Nous sommes maintenant convaincus (je l’espère !!! auquel cas notre Mathieu aurait eu raison …)

– que « la LEPI qui n’a pas été inventée par le peuple béninois ne garantie pas FORCEMENT une transparence des élections »

– que « sa mise en oeuvre a toujours demandé plus de temps que ce qui a été prévu au Bénin à cause de sa complexité (exemple du Kosovo et de la Géorgie avec le PNUD et l’OSCE) ».

que  « les LEPI peuvent poser des problèmes dès que les moyens utilisés pour leur mise en œuvre prennent une allure politique et non administrative. C’est le cas actuellement chez nous au Bénin. Ce fut l’exemple de la Grande Bretagne qui, lors d’un contrôle de routine, s’est rendue compte que la liste électorale permanente informatisée était truffée d’erreurs et anormalement tronquée. Et qu’ils sont allés à des élections avec cet instrument »

que « malgré une liste électorale permanente informatisée soit disant fiable et transparente, le Québec n’a pas échappé à une fraude massive au niveau de la procédure de vote lors de son dernier référendum »

que la cour constitutionnelle qui imposait l’affiche des listes électorales dans les bureaux de vote comme elle a exigé « Lépi ou rien » pour ces élections, est étonnamment muette lorsque cette absence de liste des électeurs a permis au génie béninois de montrer ses capacités exceptionnelles à faire mieux que Machiavel.

que « le Dakota du Nord et le Wisconsin, deux grands Etats des USA n’ont pas de liste électorale. Ils fonctionnent à la liste manuelle et pourtant il n’y a jamais eu de fraude constatée lors des élections depuis 1790 »

– qu’imposer « Lépi ou rien » sans offrir une possibilité de porte de sortie consensuelle majeure en cas d’impasse avec cet instrument, a été une des décisions – à mon sens – les plus erronées (sur un plan stratégique et anticipationnel et pas sur le plan juridique) de l’histoire de la cour constitutionnelle.

Pour finir, je ne peux m’empêcher de citer mon ami Clotaire OLIHIDE :

« […] Jusqu’à quand allons-nous nous gargariser des incantations comme : « Dieu aime le Bénin » ou « il faut compter sur le génie béninois » ? Ne sommes-nous donc pas capables d’anticipation, de prévision et de rationalité ? […]»

Et me rappeler cette belle sentence journalistique de Wandji A. de l’Evènement Précis en date du 05 janvier 2011 : « […] Le débat est désormais clos.
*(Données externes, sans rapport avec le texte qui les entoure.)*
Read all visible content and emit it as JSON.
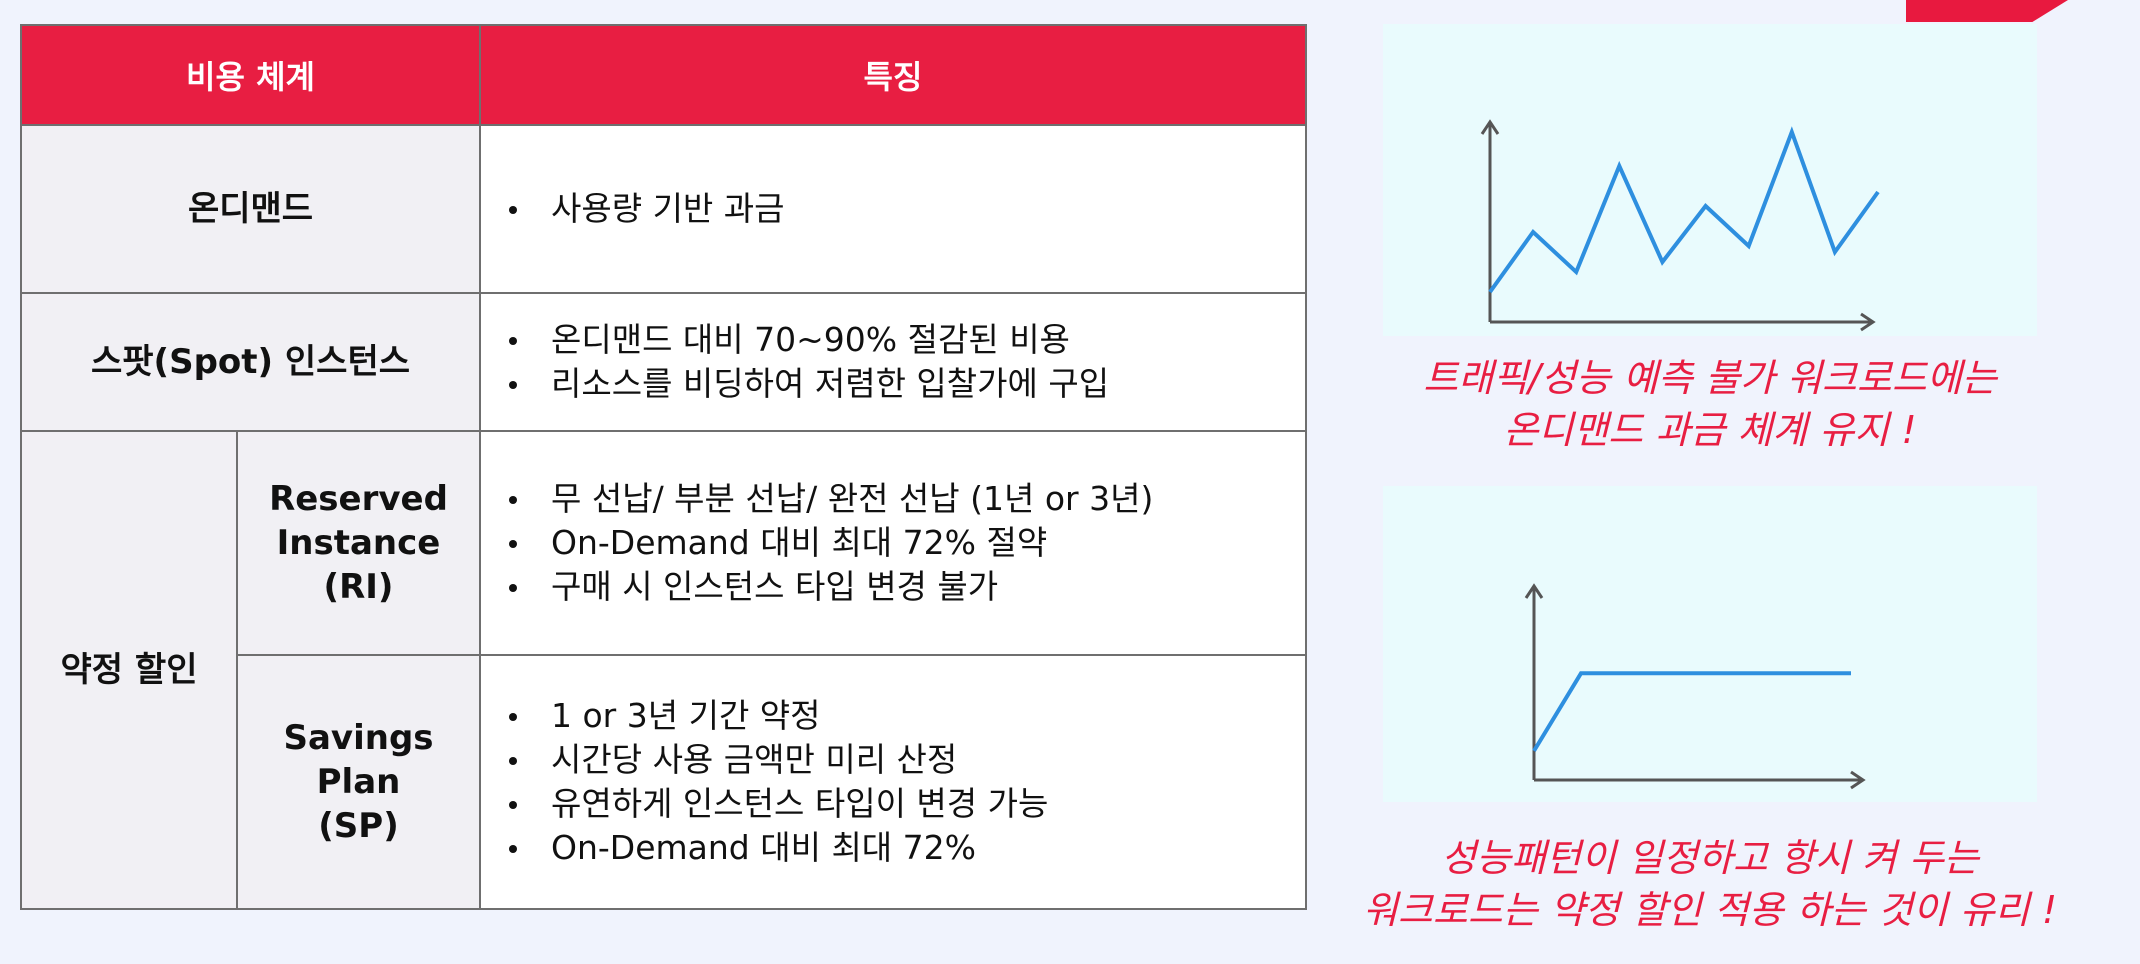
{
  "table": {
    "headers": [
      "비용 체계",
      "특징"
    ],
    "on_demand": {
      "label": "온디맨드",
      "features": [
        "사용량 기반 과금"
      ]
    },
    "spot": {
      "label": "스팟(Spot) 인스턴스",
      "features": [
        "온디맨드 대비 70~90% 절감된 비용",
        "리소스를 비딩하여 저렴한 입찰가에 구입"
      ]
    },
    "commitment": {
      "label": "약정 할인",
      "ri": {
        "label_lines": [
          "Reserved",
          "Instance",
          "(RI)"
        ],
        "features": [
          "무 선납/ 부분 선납/ 완전 선납 (1년 or 3년)",
          "On-Demand 대비 최대 72% 절약",
          "구매 시 인스턴스 타입 변경 불가"
        ]
      },
      "sp": {
        "label_lines": [
          "Savings Plan",
          "(SP)"
        ],
        "features": [
          "1 or 3년 기간 약정",
          "시간당 사용 금액만 미리 산정",
          "유연하게 인스턴스 타입이 변경 가능",
          "On-Demand 대비 최대 72%"
        ]
      }
    }
  },
  "right": {
    "chart1": {
      "type": "line",
      "line_color": "#2e8fdf",
      "values": [
        0.15,
        0.45,
        0.25,
        0.78,
        0.3,
        0.58,
        0.38,
        0.95,
        0.35,
        0.65
      ],
      "caption_lines": [
        "트래픽/성능 예측 불가 워크로드에는",
        "온디맨드 과금 체계 유지 !"
      ]
    },
    "chart2": {
      "type": "line",
      "line_color": "#2e8fdf",
      "values": [
        0.15,
        0.55,
        0.55,
        0.55,
        0.55,
        0.55,
        0.55
      ],
      "caption_lines": [
        "성능패턴이 일정하고 항시 켜 두는",
        "워크로드는 약정 할인 적용 하는 것이 유리 !"
      ]
    }
  }
}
La liste électorale permanente informatisée (Lepi) est officiellement reconnu comme le seul instrument devant régir l’organisation des prochains scrutins au Bénin […] Il va alors s’en dire que, conformément à l’exigence de la Cour constitutionnelle, la Lepi sera l’outil de fiabilité et de transparence lors des prochaines joutes électorales ».
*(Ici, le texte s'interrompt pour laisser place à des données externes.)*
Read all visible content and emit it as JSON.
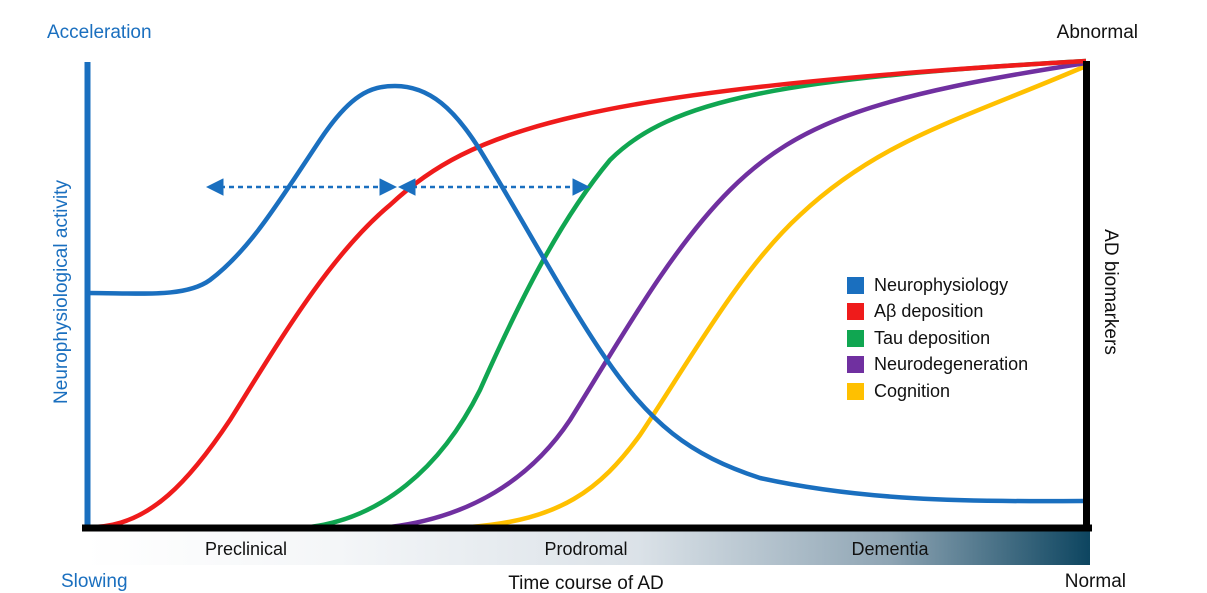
{
  "labels": {
    "top_left": "Acceleration",
    "bottom_left": "Slowing",
    "top_right": "Abnormal",
    "bottom_right": "Normal",
    "left_axis": "Neurophysiological activity",
    "right_axis": "AD biomarkers",
    "x_axis": "Time course of AD"
  },
  "stages": [
    "Preclinical",
    "Prodromal",
    "Dementia"
  ],
  "legend": [
    {
      "label": "Neurophysiology",
      "color": "#1a6fbf"
    },
    {
      "label": "Aβ deposition",
      "color": "#ef1b1b"
    },
    {
      "label": "Tau deposition",
      "color": "#10a651"
    },
    {
      "label": "Neurodegeneration",
      "color": "#7030a0"
    },
    {
      "label": "Cognition",
      "color": "#ffc000"
    }
  ],
  "colors": {
    "left_axis": "#1a6fbf",
    "frame": "#000000",
    "label_blue": "#1a6fbf",
    "stage_gradient_start": "#ffffff",
    "stage_gradient_end": "#0d4560"
  }
}
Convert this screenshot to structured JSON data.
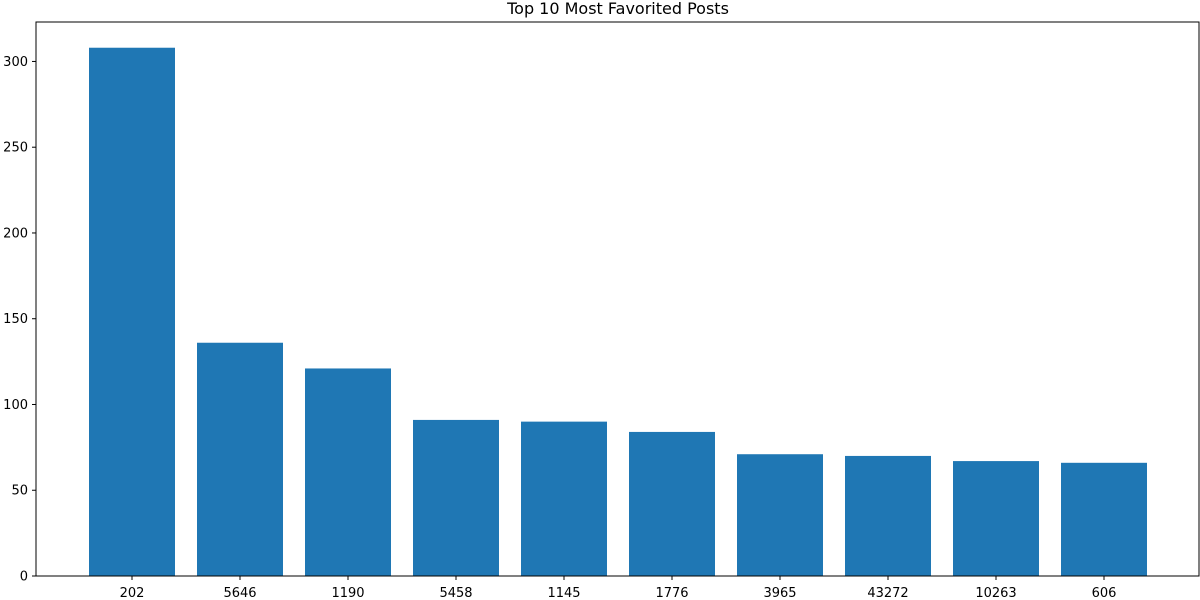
{
  "chart_data": {
    "type": "bar",
    "title": "Top 10 Most Favorited Posts",
    "xlabel": "",
    "ylabel": "",
    "categories": [
      "202",
      "5646",
      "1190",
      "5458",
      "1145",
      "1776",
      "3965",
      "43272",
      "10263",
      "606"
    ],
    "values": [
      308,
      136,
      121,
      91,
      90,
      84,
      71,
      70,
      67,
      66
    ],
    "ylim": [
      0,
      323
    ],
    "yticks": [
      0,
      50,
      100,
      150,
      200,
      250,
      300
    ],
    "bar_color": "#1f77b4",
    "grid": false,
    "legend": "none"
  }
}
Je me demande si un jour au Bénin, les résultats seront conformes aux réalités ?

« En 1991, Kérékou a été élu et s’est résigné face au vent de la transition qui a propulsé Soglo.
En 1996, Soglo a été réélu, mais la cour constitutionnelle a proclamé Kérékou qui avait le soutien de la classe politique. Soglo a crié à l’association des malfaiteurs mais personne ne l’a suivi
». [dixit le ministre Candide Azannaï dans l’émission de Radio Tokpa de ce dimanche 27 mars 2011].
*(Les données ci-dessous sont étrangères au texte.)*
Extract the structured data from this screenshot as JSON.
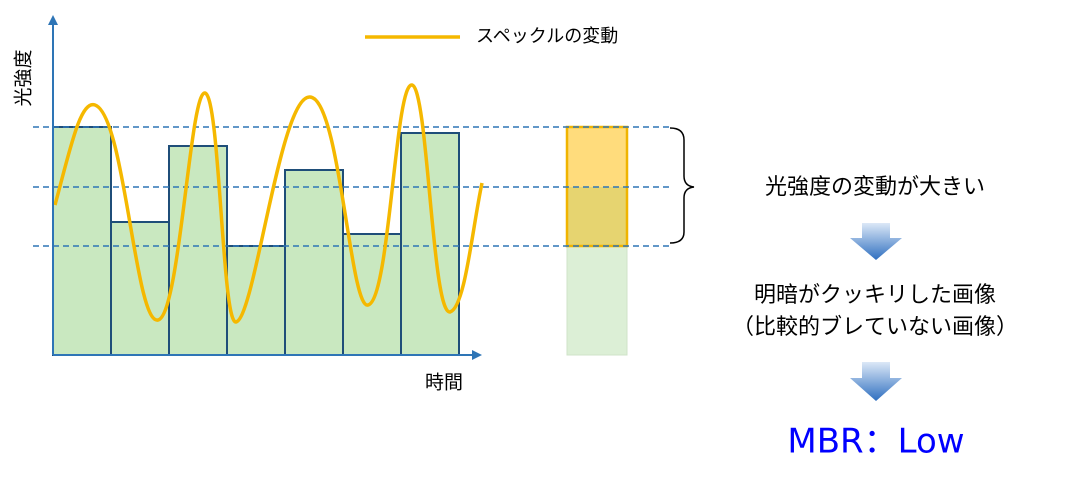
{
  "legend": "スペックルの変動",
  "y_axis_label": "光強度",
  "x_axis_label": "時間",
  "annotation": "光強度の変動が大きい",
  "result": [
    "明暗がクッキリした画像",
    "（比較的ブレていない画像）"
  ],
  "mbr": "MBR：Low"
}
Est à dire donc que quelqu’un n’a pas été réelu d’un coup et qu’en somme quand la cour décide chez moi au Bénin, tout le monde se range comme au temps des esclaves ???

Que ceux qui nous dirigent actuellement ou ceux qui sont appelés à nous diriger doivent savoir ce qui suit :

« Ce qui fait la force, la crédibilité et la stabilité des institutions des pays développés, ce n’est pas les hommes qui sont à leur tête. Loin de là …

C’est tout simplement par ce que ceux qui sont à la tête de ces instituions savent qu’il faut prendre  des décisions de sorte que l’institution vive au delà de leur petite personne qui est appelée un jour, … à partir ou disparaître »

A la cour constitutionnelle, du moins à ses membres de faire vivre cette institution au delà de leur propre personne et de leur subjectivité personnelle.

Je ne tiens pas à raconter à mes enfants puis – je l’espère – à mes petits enfants, « il était une fois, la démocratie et le peuple béninois » en omettant volontairement non pas sans honte, des noms de personnages et certains passages de notre histoire politique.

Gino ALAVO, Chercheur associé chez Médicis Consulting – Cotonou, Paris.